Commento di Sabino Caronia

            Chi non ricorda I miti superstiti di Laus Vitae?
            È il D’Annunzio «lontan dalla madre» che nella sua «dolcezza di figlio» esclama: «Chi mi consolerà, mentre / vivo sotto cieli pur dolci, / chi mi consolerà dei soli / spenti, dei giorni caduti?».
            Sono versi che richiamano quelli di Piero Bigongiari, che non a caso ha dedicato a D’Annunzio un memorabile saggio dei suoi Studi in Pescia-Lucca: «Ho vissuto / nelle città più dolci della terra / come una rondine passeggera…».
            In Il libro segreto D’Annunzio dichiarerà in maniera inequivocabile la sua costante volontà di «far della vetustà nota una modernità ignota».
            Ma vediamo di fare un’analisi e una cronistoria del mito dannunziano richiamando il nostro Gabriele D’Annunzio: «Torna con me nell’Ellade scolpita» contenuto nel volume terzo dell’opera a cura di Pietro Gibellini Il mito della letteratura italiana, Morcelliana, Brescia 2003, pp. 293-332.
            Prima di procedere a un confronto con il riuso del mito nei testi del futurismo,  ricordiamo i giudizi del vate su Marinetti, di cui dirà che è «una nullità tonante, un cretino fosforescente, e forse ancora un cretino con qualche lampo di imbecillità».
            Marinetti a sua volta lo etichetterà come «un Montecarlo di tutte le letterature», un passatista «noioso e anacronistico», opponendogli il Pascoli considerato e dichiarato da lui il più grande poeta italiano.
            Certo ammirerà sempre il seduttore prestigioso e leggendario della folla legato indissolubilmente alla vicenda di Fiume e condividerà, o almeno crederà di condividere, le sue scelte politiche, ma rifiuterà sempre quel sentimentalismo romantico e quella mania del passato e dell’archeologia che sono alla base della sua idea simbolista dell’arte.
            L’artista futurista, a differenza del simbolista, non si protende nostalgicamente verso un mondo di immagini e favole perdute, seppur rivissute solo come illusioni, che è il caso di D’Annunzio, ma guarda alla realtà che lo circonda e trae dalla attualità della propria esperienza la materia del suo poetare.

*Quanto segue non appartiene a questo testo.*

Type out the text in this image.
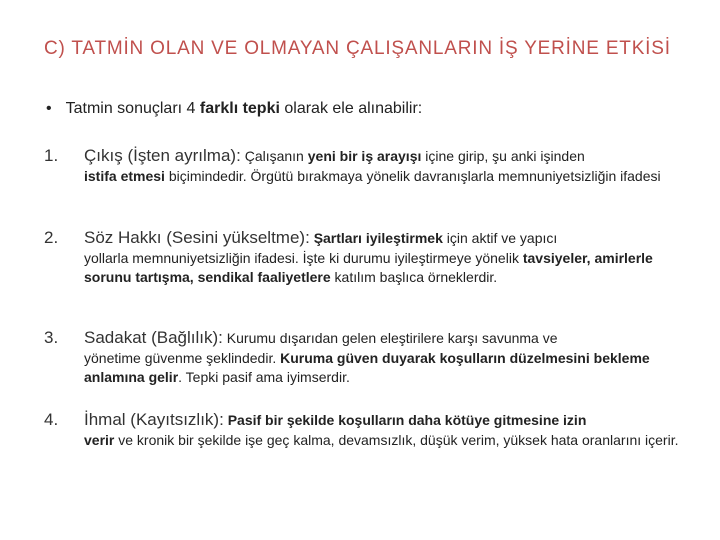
C) TATMİN OLAN VE OLMAYAN ÇALIŞANLARIN İŞ YERİNE ETKİSİ
• Tatmin sonuçları 4 farklı tepki olarak ele alınabilir:
1. Çıkış (İşten ayrılma): Çalışanın yeni bir iş arayışı içine girip, şu anki işinden
istifa etmesi biçimindedir. Örgütü bırakmaya yönelik davranışlarla memnuniyetsizliğin ifadesi
2. Söz Hakkı (Sesini yükseltme): Şartları iyileştirmek için aktif ve yapıcı
yollarla memnuniyetsizliğin ifadesi. İşte ki durumu iyileştirmeye yönelik tavsiyeler, amirlerle sorunu tartışma, sendikal faaliyetlere katılım başlıca örneklerdir.
3. Sadakat (Bağlılık): Kurumu dışarıdan gelen eleştirilere karşı savunma ve
yönetime güvenme şeklindedir. Kuruma güven duyarak koşulların düzelmesini bekleme anlamına gelir. Tepki pasif ama iyimserdir.
4. İhmal (Kayıtsızlık): Pasif bir şekilde koşulların daha kötüye gitmesine izin
verir ve kronik bir şekilde işe geç kalma, devamsızlık, düşük verim, yüksek hata oranlarını içerir.
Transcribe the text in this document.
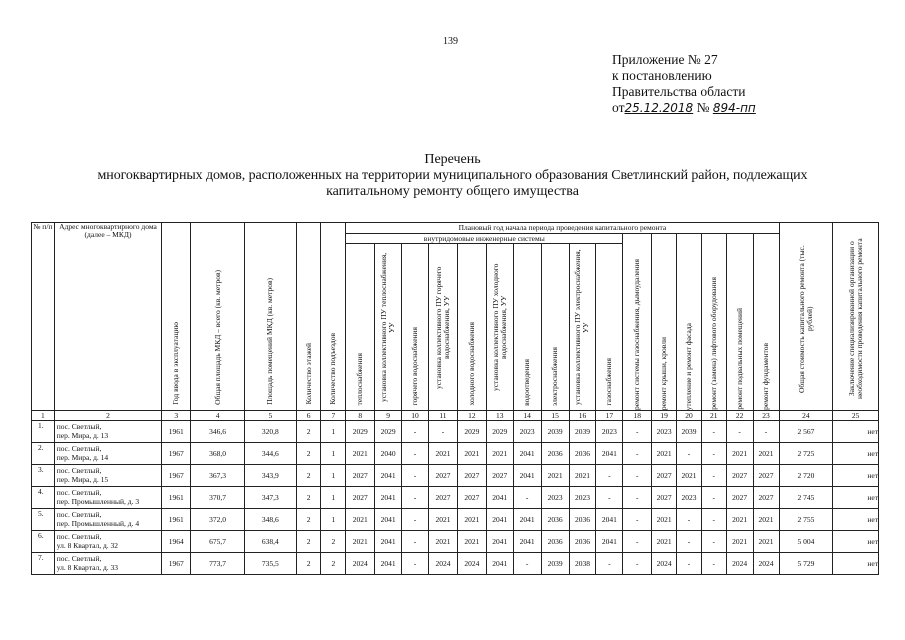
139
Приложение № 27
к постановлению
Правительства области
от25.12.2018 № 894-пп
Перечень
многоквартирных домов, расположенных на территории муниципального образования Светлинский район, подлежащих
капитальному ремонту общего имущества
№ п/п	Адрес многоквартирного дома (далее – МКД)	Год ввода в эксплуатацию	Общая площадь МКД – всего (кв. метров)	Площадь помещений МКД (кв. метров)	Количество этажей	Количество подъездов	Плановый год начала периода проведения капитального ремонта																Общая стоимость капитального ремонта (тыс. рублей)	Заключение специализированной организации о необходимости проведения капитального ремонта

							внутридомовые инженерные системы										ремонт системы газоснабжения, дымоудаления	ремонт крыши, кровли	утепление и ремонт фасада	ремонт (замена) лифтового оборудования	ремонт подвальных помещений	ремонт фундаментов		

							теплоснабжения	установка коллективного ПУ теплоснабжения, УУ	горячего водоснабжения	установка коллективного ПУ горячего водоснабжения, УУ	холодного водоснабжения	установка коллективного ПУ холодного водоснабжения, УУ	водоотведения	электроснабжения	установка коллективного ПУ электроснабжения, УУ	газоснабжения								

1	2	3	4	5	6	7	8	9	10	11	12	13	14	15	16	17	18	19	20	21	22	23	24	25
1.	пос. Светлый,
пер. Мира, д. 13	1961	346,6	320,8	2	1	2029	2029	-	-	2029	2029	2023	2039	2039	2023	-	2023	2039	-	-	-	2 567	нет
2.	пос. Светлый,
пер. Мира, д. 14	1967	368,0	344,6	2	1	2021	2040	-	2021	2021	2021	2041	2036	2036	2041	-	2021	-	-	2021	2021	2 725	нет
3.	пос. Светлый,
пер. Мира, д. 15	1967	367,3	343,9	2	1	2027	2041	-	2027	2027	2027	2041	2021	2021	-	-	2027	2021	-	2027	2027	2 720	нет
4.	пос. Светлый,
пер. Промышленный, д. 3	1961	370,7	347,3	2	1	2027	2041	-	2027	2027	2041	-	2023	2023	-	-	2027	2023	-	2027	2027	2 745	нет
5.	пос. Светлый,
пер. Промышленный, д. 4	1961	372,0	348,6	2	1	2021	2041	-	2021	2021	2041	2041	2036	2036	2041	-	2021	-	-	2021	2021	2 755	нет
6.	пос. Светлый,
ул. 8 Квартал, д. 32	1964	675,7	638,4	2	2	2021	2041	-	2021	2021	2041	2041	2036	2036	2041	-	2021	-	-	2021	2021	5 004	нет
7.	пос. Светлый,
ул. 8 Квартал, д. 33	1967	773,7	735,5	2	2	2024	2041	-	2024	2024	2041	-	2039	2038	-	-	2024	-	-	2024	2024	5 729	нет
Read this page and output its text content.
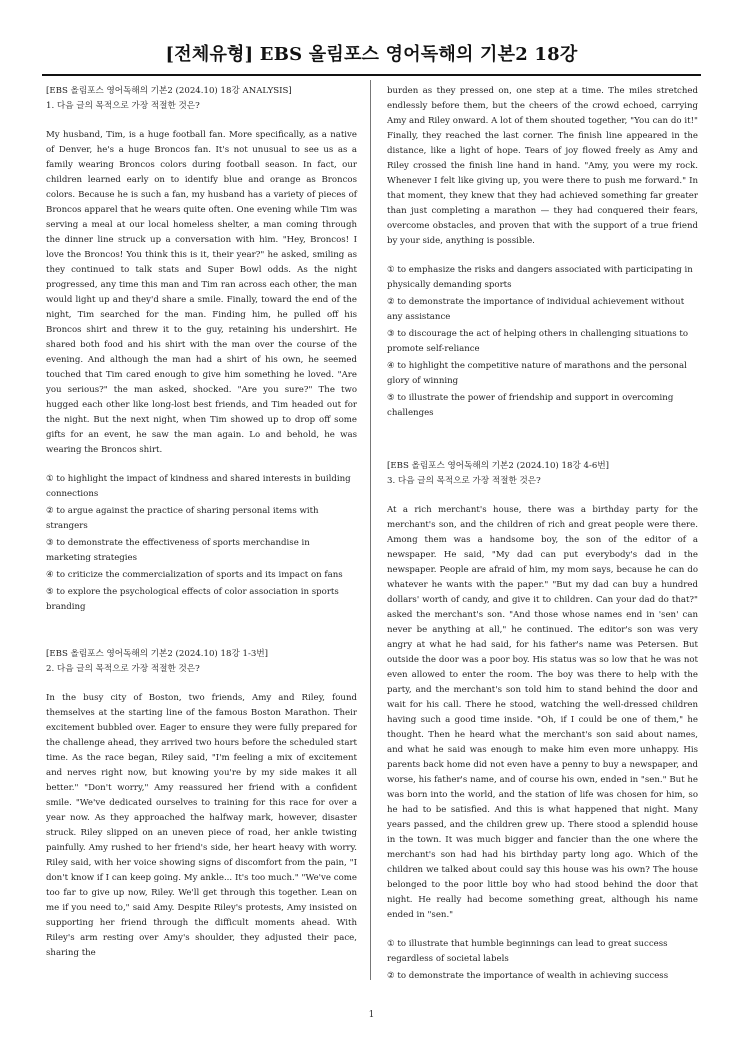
[전체유형] EBS 올림포스 영어독해의 기본2 18강

[EBS 올림포스 영어독해의 기본2 (2024.10) 18강 ANALYSIS]

1. 다음 글의 목적으로 가장 적절한 것은?

My husband, Tim, is a huge football fan. More specifically, as a native of Denver, he's a huge Broncos fan. It's not unusual to see us as a family wearing Broncos colors during football season. In fact, our children learned early on to identify blue and orange as Broncos colors. Because he is such a fan, my husband has a variety of pieces of Broncos apparel that he wears quite often. One evening while Tim was serving a meal at our local homeless shelter, a man coming through the dinner line struck up a conversation with him. "Hey, Broncos! I love the Broncos! You think this is it, their year?" he asked, smiling as they continued to talk stats and Super Bowl odds. As the night progressed, any time this man and Tim ran across each other, the man would light up and they'd share a smile. Finally, toward the end of the night, Tim searched for the man. Finding him, he pulled off his Broncos shirt and threw it to the guy, retaining his undershirt. He shared both food and his shirt with the man over the course of the evening. And although the man had a shirt of his own, he seemed touched that Tim cared enough to give him something he loved. "Are you serious?" the man asked, shocked. "Are you sure?" The two hugged each other like long-lost best friends, and Tim headed out for the night. But the next night, when Tim showed up to drop off some gifts for an event, he saw the man again. Lo and behold, he was wearing the Broncos shirt.

① to highlight the impact of kindness and shared interests in building connections
② to argue against the practice of sharing personal items with strangers
③ to demonstrate the effectiveness of sports merchandise in marketing strategies
④ to criticize the commercialization of sports and its impact on fans
⑤ to explore the psychological effects of color association in sports branding

[EBS 올림포스 영어독해의 기본2 (2024.10) 18강 1-3번]

2. 다음 글의 목적으로 가장 적절한 것은?

In the busy city of Boston, two friends, Amy and Riley, found themselves at the starting line of the famous Boston Marathon. Their excitement bubbled over. Eager to ensure they were fully prepared for the challenge ahead, they arrived two hours before the scheduled start time. As the race began, Riley said, "I'm feeling a mix of excitement and nerves right now, but knowing you're by my side makes it all better." "Don't worry," Amy reassured her friend with a confident smile. "We've dedicated ourselves to training for this race for over a year now. As they approached the halfway mark, however, disaster struck. Riley slipped on an uneven piece of road, her ankle twisting painfully. Amy rushed to her friend's side, her heart heavy with worry. Riley said, with her voice showing signs of discomfort from the pain, "I don't know if I can keep going. My ankle... It's too much." "We've come too far to give up now, Riley. We'll get through this together. Lean on me if you need to," said Amy. Despite Riley's protests, Amy insisted on supporting her friend through the difficult moments ahead. With Riley's arm resting over Amy's shoulder, they adjusted their pace, sharing the

burden as they pressed on, one step at a time. The miles stretched endlessly before them, but the cheers of the crowd echoed, carrying Amy and Riley onward. A lot of them shouted together, "You can do it!" Finally, they reached the last corner. The finish line appeared in the distance, like a light of hope. Tears of joy flowed freely as Amy and Riley crossed the finish line hand in hand. "Amy, you were my rock. Whenever I felt like giving up, you were there to push me forward." In that moment, they knew that they had achieved something far greater than just completing a marathon — they had conquered their fears, overcome obstacles, and proven that with the support of a true friend by your side, anything is possible.

① to emphasize the risks and dangers associated with participating in physically demanding sports
② to demonstrate the importance of individual achievement without any assistance
③ to discourage the act of helping others in challenging situations to promote self-reliance
④ to highlight the competitive nature of marathons and the personal glory of winning
⑤ to illustrate the power of friendship and support in overcoming challenges

[EBS 올림포스 영어독해의 기본2 (2024.10) 18강 4-6번]

3. 다음 글의 목적으로 가장 적절한 것은?

At a rich merchant's house, there was a birthday party for the merchant's son, and the children of rich and great people were there. Among them was a handsome boy, the son of the editor of a newspaper. He said, "My dad can put everybody's dad in the newspaper. People are afraid of him, my mom says, because he can do whatever he wants with the paper." "But my dad can buy a hundred dollars' worth of candy, and give it to children. Can your dad do that?" asked the merchant's son. "And those whose names end in 'sen' can never be anything at all," he continued. The editor's son was very angry at what he had said, for his father's name was Petersen. But outside the door was a poor boy. His status was so low that he was not even allowed to enter the room. The boy was there to help with the party, and the merchant's son told him to stand behind the door and wait for his call. There he stood, watching the well-dressed children having such a good time inside. "Oh, if I could be one of them," he thought. Then he heard what the merchant's son said about names, and what he said was enough to make him even more unhappy. His parents back home did not even have a penny to buy a newspaper, and worse, his father's name, and of course his own, ended in "sen." But he was born into the world, and the station of life was chosen for him, so he had to be satisfied. And this is what happened that night. Many years passed, and the children grew up. There stood a splendid house in the town. It was much bigger and fancier than the one where the merchant's son had had his birthday party long ago. Which of the children we talked about could say this house was his own? The house belonged to the poor little boy who had stood behind the door that night. He really had become something great, although his name ended in "sen."

① to illustrate that humble beginnings can lead to great success regardless of societal labels
② to demonstrate the importance of wealth in achieving success
1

            Significativo in proposito quanto scrive Marinetti riguardo al suo ripudio dei «padri simbolisti» in Guerra sola igiene del mondo, che si può leggere ora insieme agli altri manifesti futuristi in Filippo Tommaso Marinetti, teoria e invenzione linguistica, a cura di Luciano de Maria, Milano, Mondadori 1983.: «Per quei geni non esisteva poesia senza nostalgia, senza evocazione di tempi defunti, senza bruma di storie e di leggende. Noi li odiamo, i Maestri simbolisti, noi che abbiamo osato uscir nudi dal fiume del tempo e creiamo nostro malgrado, coi nostri corpi scorticati sulle pietre dell’ascesa dirupata, nuove sorgenti di eroismo che cantano, nuovi torrenti che drappeggiano di scarlatto la montagna» (p. 302).
            La presunta fondazione di una nuova mitologia non risulta, a ben vedere, pienamente efficace, anzi presenta vistosi limiti.
            È almeno sorprendente che molti di quei miti vengano trascelti da quel repertorio mitologico classico di cui al contempo si decreta la morte e, in particolare, che tra quelli più celebri si ritrovino le gesta di Ulisse, di Fetonte o di Icaro, fin troppo note grazie alla loro massiccia presenza in D’Annunzio perché il richiamo al vate possa credersi involontario.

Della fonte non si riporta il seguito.